Tuesday, January 3, 2017

Why Do We Live With Self-Doubt?

Why do we doubt ourselves? Why do we not have confidence in our abilities as a writer? Or even as a person? Why do we feel like we take two steps back after every one step forward? 

Past experiences: It doesn't take many bad events in our writing life to instill that nasty bit of doubt that leads to a, sometimes, crippling ability to pursue our love of writing. Perhaps a teacher criticized your writing. All too often, we hear of a teacher with a stinging rebuke for what was a real effort for a student. Those words hurled like darts tend to lodge in our subconscious for a very long time. 

My grandmother crocheted beautiful tablecloths, dresser scarves and more. When I was about 9, I stood at her side one afternoon watching her needle dipping in and out. She was sitting on a dining room chair at the table, the sun streaming in the windows. I remember that day as though it happened only yesterday. And why is it etched so clearly in my mind? Because I asked her if she'd teach me how to crochet. Without stopping for even a second, she said, "No. You are much too clumsy to learn this." Crushed before I even got started! I've had a mental block about learning that particular art ever since. It can be the same way if someone tells you that you aren't capable of being a writer. I did learn to do many forms of needlework as an adult and you can continue to learn more in your writing world despite cutting remarks from others.

I once had a friend ask me how I could be a writer. She said, "Writers are people who hole up in a room all alone and have no social life. You're much too social to be a writer." She was right about me being very social but I learned to fit both writing and being with people into my life. 

Negative attitude:  If we have a negative attitude toward other parts of our life, we will probably carry over the same outlook in our writing world. I am grateful that I have developed a positive attitude throughout the many years of my life. It carried over to my writing. I try to see the glass half full. Do I succeed every time? No, but I do for the majority of happenings. I learned long ago that it was silly to put myself down. All it did was make me feel worse and throw cold water on my motivation. Look for the good in every situation first. That can become a habit and it's a good one to acquire. 

Relying on others' remarks:  Make your own assessment.
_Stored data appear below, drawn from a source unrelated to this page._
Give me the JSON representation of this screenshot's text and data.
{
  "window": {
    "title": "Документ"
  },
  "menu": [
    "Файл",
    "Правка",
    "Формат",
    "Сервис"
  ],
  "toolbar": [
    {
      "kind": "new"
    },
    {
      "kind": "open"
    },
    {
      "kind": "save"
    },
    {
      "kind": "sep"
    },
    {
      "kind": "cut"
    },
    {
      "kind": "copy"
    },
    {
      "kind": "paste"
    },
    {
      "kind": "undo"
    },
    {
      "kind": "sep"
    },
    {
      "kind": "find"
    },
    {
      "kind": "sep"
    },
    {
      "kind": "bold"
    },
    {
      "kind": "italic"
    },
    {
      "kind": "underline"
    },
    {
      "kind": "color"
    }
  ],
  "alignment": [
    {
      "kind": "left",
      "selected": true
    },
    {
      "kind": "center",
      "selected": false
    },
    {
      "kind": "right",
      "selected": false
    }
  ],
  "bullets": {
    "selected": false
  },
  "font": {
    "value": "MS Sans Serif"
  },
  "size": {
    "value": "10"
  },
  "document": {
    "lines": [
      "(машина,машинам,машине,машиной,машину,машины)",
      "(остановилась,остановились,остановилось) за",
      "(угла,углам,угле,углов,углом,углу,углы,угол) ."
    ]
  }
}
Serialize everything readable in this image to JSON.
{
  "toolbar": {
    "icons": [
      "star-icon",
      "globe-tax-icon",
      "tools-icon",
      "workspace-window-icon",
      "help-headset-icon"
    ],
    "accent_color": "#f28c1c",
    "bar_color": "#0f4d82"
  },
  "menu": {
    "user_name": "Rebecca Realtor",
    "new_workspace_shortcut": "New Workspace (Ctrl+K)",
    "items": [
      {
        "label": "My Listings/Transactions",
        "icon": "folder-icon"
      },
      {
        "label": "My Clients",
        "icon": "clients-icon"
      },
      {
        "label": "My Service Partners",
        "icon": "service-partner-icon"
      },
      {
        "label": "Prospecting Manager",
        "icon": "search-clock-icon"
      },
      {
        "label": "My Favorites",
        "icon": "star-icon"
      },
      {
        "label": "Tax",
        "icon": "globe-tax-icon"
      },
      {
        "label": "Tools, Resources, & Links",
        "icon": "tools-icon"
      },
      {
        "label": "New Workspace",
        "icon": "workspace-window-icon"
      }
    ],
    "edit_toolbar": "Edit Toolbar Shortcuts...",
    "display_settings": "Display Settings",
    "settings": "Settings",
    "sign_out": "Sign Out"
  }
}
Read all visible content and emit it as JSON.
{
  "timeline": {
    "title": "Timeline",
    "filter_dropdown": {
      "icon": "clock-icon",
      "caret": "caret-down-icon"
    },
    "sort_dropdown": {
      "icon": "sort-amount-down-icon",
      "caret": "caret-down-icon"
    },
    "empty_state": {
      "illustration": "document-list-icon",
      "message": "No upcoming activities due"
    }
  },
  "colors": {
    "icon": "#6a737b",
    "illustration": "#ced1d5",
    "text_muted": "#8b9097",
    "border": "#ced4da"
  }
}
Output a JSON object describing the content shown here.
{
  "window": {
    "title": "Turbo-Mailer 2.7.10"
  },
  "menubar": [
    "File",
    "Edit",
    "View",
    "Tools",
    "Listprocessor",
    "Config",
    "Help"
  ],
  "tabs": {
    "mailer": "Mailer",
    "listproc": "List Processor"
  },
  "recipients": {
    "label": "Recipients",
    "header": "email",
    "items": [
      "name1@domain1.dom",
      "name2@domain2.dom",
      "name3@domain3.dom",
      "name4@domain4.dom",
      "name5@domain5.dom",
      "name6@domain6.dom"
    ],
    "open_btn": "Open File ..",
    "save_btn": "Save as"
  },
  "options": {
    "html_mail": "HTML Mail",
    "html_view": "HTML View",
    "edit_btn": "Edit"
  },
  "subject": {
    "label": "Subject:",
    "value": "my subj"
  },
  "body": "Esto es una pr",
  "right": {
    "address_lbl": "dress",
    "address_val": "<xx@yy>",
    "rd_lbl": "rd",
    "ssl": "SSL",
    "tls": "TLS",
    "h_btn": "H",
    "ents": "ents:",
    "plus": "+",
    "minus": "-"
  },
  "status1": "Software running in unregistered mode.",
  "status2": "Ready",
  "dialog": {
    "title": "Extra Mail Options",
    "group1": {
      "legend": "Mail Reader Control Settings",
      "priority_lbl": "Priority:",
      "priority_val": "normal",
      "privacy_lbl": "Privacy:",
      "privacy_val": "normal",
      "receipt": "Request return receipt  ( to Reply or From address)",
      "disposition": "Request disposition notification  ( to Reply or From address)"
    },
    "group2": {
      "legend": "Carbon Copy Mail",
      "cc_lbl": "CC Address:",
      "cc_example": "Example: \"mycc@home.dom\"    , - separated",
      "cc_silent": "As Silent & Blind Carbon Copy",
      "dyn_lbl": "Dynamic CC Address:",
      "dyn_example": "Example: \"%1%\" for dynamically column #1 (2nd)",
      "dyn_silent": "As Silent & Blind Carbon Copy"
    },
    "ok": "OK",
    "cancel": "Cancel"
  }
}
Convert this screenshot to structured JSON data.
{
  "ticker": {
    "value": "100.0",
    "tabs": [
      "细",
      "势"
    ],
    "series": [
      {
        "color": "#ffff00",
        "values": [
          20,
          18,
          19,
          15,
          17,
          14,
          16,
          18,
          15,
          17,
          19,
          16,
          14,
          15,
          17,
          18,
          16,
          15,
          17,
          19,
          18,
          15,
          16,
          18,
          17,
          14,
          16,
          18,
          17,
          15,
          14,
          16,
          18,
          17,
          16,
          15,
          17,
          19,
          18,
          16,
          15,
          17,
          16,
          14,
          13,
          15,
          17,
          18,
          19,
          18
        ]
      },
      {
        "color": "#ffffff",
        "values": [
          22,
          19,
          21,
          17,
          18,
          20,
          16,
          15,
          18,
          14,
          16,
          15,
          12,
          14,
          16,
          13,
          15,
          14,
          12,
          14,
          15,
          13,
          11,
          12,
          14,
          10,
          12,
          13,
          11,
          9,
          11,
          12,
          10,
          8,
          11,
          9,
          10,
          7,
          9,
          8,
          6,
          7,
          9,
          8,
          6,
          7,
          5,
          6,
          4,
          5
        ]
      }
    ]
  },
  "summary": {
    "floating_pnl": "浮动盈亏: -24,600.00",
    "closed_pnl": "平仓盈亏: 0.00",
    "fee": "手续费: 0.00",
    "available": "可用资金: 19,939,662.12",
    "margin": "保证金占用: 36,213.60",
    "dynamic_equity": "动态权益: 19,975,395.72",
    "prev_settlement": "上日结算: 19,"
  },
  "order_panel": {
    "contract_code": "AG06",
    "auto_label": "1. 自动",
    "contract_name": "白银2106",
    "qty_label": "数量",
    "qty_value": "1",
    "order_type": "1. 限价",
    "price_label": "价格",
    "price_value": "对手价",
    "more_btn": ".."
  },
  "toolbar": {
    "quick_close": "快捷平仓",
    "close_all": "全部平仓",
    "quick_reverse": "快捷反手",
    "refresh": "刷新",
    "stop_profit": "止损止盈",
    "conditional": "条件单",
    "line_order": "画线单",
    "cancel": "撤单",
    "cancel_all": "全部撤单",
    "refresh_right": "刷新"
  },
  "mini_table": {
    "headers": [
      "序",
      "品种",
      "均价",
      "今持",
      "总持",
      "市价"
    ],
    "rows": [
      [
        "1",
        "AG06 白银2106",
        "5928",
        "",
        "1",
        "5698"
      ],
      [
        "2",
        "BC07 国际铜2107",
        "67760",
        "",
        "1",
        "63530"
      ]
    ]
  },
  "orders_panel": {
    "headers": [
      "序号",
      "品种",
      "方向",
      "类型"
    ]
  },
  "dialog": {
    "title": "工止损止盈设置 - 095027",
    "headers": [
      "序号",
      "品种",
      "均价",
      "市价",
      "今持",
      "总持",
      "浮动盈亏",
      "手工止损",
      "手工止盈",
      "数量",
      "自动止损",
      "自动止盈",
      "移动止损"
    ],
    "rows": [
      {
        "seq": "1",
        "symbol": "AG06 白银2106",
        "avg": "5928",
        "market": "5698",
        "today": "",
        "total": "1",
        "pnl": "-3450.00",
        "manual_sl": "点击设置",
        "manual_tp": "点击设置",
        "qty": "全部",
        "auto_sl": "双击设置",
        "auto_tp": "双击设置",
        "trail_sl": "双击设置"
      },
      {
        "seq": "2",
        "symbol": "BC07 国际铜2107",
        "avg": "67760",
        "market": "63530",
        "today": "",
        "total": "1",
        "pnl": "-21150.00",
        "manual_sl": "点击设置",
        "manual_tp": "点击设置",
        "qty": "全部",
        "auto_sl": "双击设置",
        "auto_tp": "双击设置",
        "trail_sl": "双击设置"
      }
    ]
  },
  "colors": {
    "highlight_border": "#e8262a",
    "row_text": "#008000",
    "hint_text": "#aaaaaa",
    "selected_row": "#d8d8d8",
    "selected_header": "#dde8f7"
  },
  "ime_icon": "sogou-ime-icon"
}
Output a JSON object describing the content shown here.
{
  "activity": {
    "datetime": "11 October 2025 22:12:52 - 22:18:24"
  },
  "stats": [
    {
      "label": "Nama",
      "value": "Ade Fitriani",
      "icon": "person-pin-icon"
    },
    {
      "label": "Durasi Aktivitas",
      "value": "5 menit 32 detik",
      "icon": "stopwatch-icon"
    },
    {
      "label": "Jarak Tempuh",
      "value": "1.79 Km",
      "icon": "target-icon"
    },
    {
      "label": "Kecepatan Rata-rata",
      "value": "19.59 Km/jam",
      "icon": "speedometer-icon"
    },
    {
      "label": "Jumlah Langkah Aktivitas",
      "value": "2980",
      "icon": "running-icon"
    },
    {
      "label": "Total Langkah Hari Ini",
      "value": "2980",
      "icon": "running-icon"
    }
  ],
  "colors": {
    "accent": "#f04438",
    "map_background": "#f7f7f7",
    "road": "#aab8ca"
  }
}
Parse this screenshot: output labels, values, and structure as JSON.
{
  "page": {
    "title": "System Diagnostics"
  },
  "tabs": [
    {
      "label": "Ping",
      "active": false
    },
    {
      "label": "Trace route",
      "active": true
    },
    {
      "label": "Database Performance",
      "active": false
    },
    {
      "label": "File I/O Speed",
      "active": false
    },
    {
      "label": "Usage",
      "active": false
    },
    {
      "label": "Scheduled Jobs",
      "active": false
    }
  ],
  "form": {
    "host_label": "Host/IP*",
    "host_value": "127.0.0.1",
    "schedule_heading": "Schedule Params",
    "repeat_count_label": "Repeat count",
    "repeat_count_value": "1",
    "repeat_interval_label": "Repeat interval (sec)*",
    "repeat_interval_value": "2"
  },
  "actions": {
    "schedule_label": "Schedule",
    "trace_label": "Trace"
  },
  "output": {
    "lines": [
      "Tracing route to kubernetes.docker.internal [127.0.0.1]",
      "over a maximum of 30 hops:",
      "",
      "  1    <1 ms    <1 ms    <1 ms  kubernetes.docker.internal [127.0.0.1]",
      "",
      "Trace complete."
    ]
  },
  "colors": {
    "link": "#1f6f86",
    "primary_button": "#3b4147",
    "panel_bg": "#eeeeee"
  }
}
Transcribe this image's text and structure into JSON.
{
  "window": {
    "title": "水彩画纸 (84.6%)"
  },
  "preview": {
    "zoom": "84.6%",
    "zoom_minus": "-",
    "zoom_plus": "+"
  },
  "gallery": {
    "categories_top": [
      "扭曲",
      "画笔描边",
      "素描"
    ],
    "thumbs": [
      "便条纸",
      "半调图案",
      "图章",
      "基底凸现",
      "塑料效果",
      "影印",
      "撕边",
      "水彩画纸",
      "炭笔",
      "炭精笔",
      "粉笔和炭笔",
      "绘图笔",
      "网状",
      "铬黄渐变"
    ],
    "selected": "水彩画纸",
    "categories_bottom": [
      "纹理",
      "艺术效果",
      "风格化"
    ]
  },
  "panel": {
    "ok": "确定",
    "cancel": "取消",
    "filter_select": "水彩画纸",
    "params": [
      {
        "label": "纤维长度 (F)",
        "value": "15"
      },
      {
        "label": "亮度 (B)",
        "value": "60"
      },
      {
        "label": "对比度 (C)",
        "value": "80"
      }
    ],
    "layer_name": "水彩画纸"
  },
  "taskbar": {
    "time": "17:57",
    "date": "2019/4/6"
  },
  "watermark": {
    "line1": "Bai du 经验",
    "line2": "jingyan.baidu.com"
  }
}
Don't let others put you down. If someone tells you you can't, promise yourself to do whatever it is and show them that, yes, you can. 
When I was in high school, I thought that working in the advertising world would be interesting. Even then, I leaned to the writing world; writing advertising copy really appealed to me. But my dad quickly squelched that idea. "That business is way too competitive for a woman." It was the '50's and my dad was one of the original male chauvinists. I knew better than to argue with him, so I kept quite about my desire. At that time, a girl coming out of high school could aim for three careers--secretary, teacher or nurse. I became a teacher but only for a few years. A good many years went by before I finally pursued my desire to write. 

Believe in yourself first, last and foremost. You can overcome any of the above reasons for self-doubt and lack of confidence. Work on pumping yourself up rather than putting yourself down. Keep any past successes in mind to help motivate you to keep writing and submitting. If you've done it once, you can do it again. Venture out onto that slim branch in your writing world and trust yourself. The beginning of a new year is the perfect time to try.